The ease at which we now communicate is evidence of the expansion of the information technology in the digital age. In recent years, there has been a trend towards instant messaging over making telephone calls, and sending emails in preferred to sending letters.
In the recent case of Phones 4u Ltd v EE Ltd, an interesting legal point arose regarding the use of a sad face emoji in a public statement. In 2014, Phones 4u found themselves in financial difficulty as a result of losing a number of contracts with mobile networks, including EE.
When EE decided not to renew on 12 September 2014, Phones 4u appointed an administrator. On 15 September 2014, Phones 4u ceased trading both on the high street and online.
Phones 4u and EE brought various claims against each other.
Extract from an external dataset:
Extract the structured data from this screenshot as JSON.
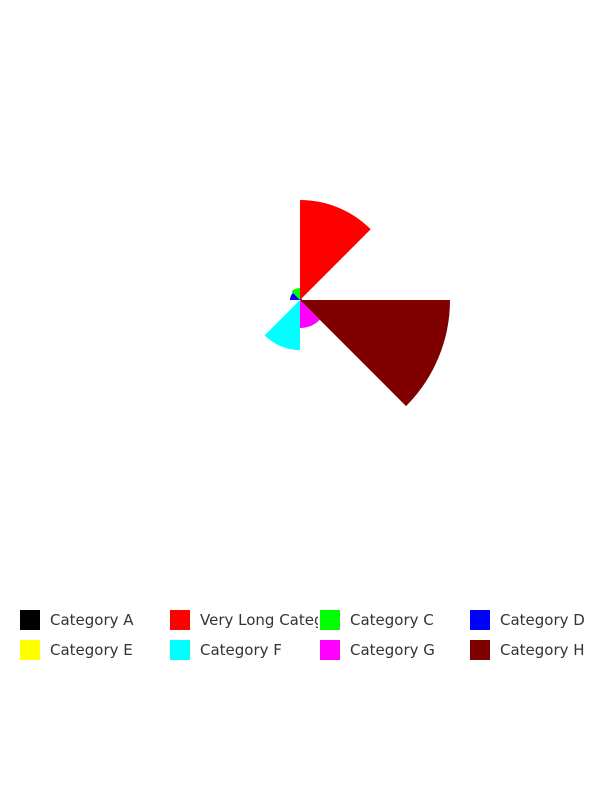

OPe of EE’s claims against Phones 4u was that Phones 4u was in breach of contract by using the sad face emoji (L) in a statement regarding its financial difficulties which referred to both EE and Vodafone: specifically that the breach was an “unauthorised, false or misleading representation” relating to the agreement between the parties. It is likely that EE considered that the use of the sad face emoji coupled with Phones 4u’s statement may cast EE in a bad light and that it may have caused some reputational damage.
Phones 4u felt that the claim had no merit and requested summary judgment against EE. However the judge disagreed and held that the claim would “offer the court at trial an opportunity to consider the use of the sad face emoji as creating or involving a breach of contract”.
Parties should be aware that the use of emojis could hold some weight in interpreting their actions.
Could thumbs up or smiley face emojis be deemed to be agreement or confirmation? What about if a party used the ‘cry laughing’ face during negotiations – could that be deemed as unreasonable behaviour?
The best advice would be to stick to not using emojis in any statements and correspondence until the court reaches a final decision in the Phones 4u case.